ImmutableSet<Integer> immutableSet = ImmutableSet.of(1, 2, 3, 4, 5);
ImmutableList<String> immutableList = ImmutableList.of("a,b,c,d,e,f,g".split(","));

ライブラリは、MultiMap と MultiSet コレクションを含むいくつかのユニークなライブラリ実装も提供している。それらは、コレクションの要素数や頻度を問い合わせることができるオブジェクトのコレクションを表現している。したがって、一つのキーに関連付けられた複数の値を保存するために、以下のように使用することができる。

Multimap<String, Integer> personAndFavoriteNumbers = ArrayListMultimap.create();
personAndFavoriteNumbers.put("josh", 42);
personAndFavoriteNumbers.put("josh", 7);
Collection<Integer>numbers = personAndFavoriteNumbers.get("josh"); // doesn't return Integer
System.out.println(numbers .size()) ; // == 2

get(String) は、キーに関連付けられたビューを返すことを示している。もし、マップ内に指定したキーの値が存在しなければ、空のコレクションが返されるだろう。
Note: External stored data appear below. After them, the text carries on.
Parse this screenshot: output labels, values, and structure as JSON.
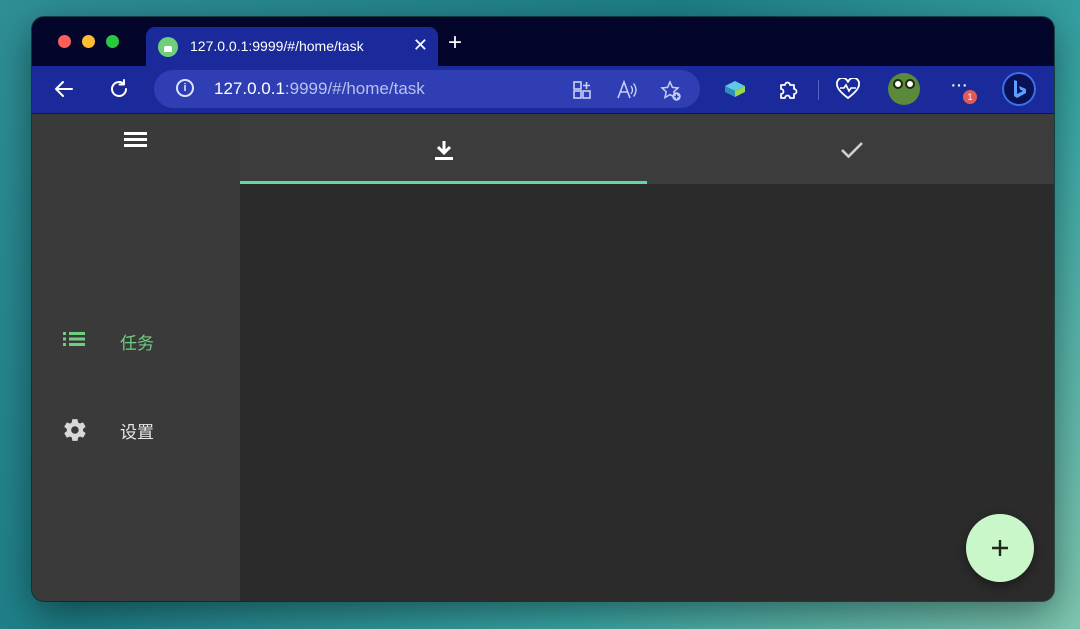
{
  "browser": {
    "tab": {
      "title": "127.0.0.1:9999/#/home/task",
      "favicon": "app-favicon"
    },
    "new_tab_label": "+",
    "url": {
      "host": "127.0.0.1",
      "rest": ":9999/#/home/task"
    },
    "more_label": "···",
    "badge_count": "1",
    "toolbar_icons": [
      "back-icon",
      "reload-icon",
      "info-icon",
      "split-screen-icon",
      "read-aloud-icon",
      "add-favorite-icon",
      "extension-icon",
      "puzzle-icon",
      "health-icon",
      "profile-avatar",
      "more-icon",
      "bing-icon"
    ]
  },
  "sidebar": {
    "menu_icon": "hamburger-icon",
    "items": [
      {
        "label": "任务",
        "icon": "list-icon",
        "active": true
      },
      {
        "label": "设置",
        "icon": "gear-icon",
        "active": false
      }
    ]
  },
  "content": {
    "tabs": [
      {
        "icon": "download-icon",
        "active": true
      },
      {
        "icon": "check-icon",
        "active": false
      }
    ]
  },
  "fab": {
    "label": "+",
    "icon": "plus-icon"
  },
  "colors": {
    "accent_green": "#6fce82",
    "tab_indicator": "#5fd9a0",
    "fab_bg": "#c9f7c9",
    "browser_toolbar": "#1a2a9a"
  }
}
もしビューコレクションにアイテムを追加したならば、それらは Multimap に反映される。

Collection<Integer>numbers = personAndFavoriteNumbers.get("josh");
System.out.println(numbers .size()) ; // == 2
numbers.add( 0) ;
System.out.println(numbers .size()) ; // == 3
System.out.println(personAndFavoriteNumbers.get("josh").size() ) ; // == 3

全てカスタムインタフェースとして利用可能な多くの並列実装もまたある。

ConcurrentHashMultiset<String> concurrentHashMultiset =
ConcurrentHashMultiset.create(Arrays.asList("a,b,c,d,e,f".split(",")));

Guugle Collections Library は、さまざまな関数プログラミングのイディオムとして動作するための優雅さを com.google.common.base.Predicate クラスを使用することで提供している。

import com.google.common.collect.*;

Iterable<Integer> filteredSet = Iterables.filter( someIterable, new Predicate<Integer>(){
public boolean apply( Integer integer) {
return integer > 0 ;
}
}) ;

ライブラリの適合を話しておくと、ライブラリは、Google において本番環境への配置の実績と 25,000 以上の徹底的なユニットテストスイートを持っている。Google Collections Library はとても有望ではあるものの、代替物がある。JDK の各々の iteration は、新しいコレクションの発展により恩恵を受ける。Apache の commons collections プロジェクトもまたいくつかの興味深いコレクションの、このライブラリより何年もさかのぼる実装を持っている。けれども、それらには Generics と親和性が無いことに気づくだろう。将来を見ると、Kevin Bourrillion 氏は、プロジェクトの意思は、このライブラリを正式化し、その後 JCP へ提出することであると言っている。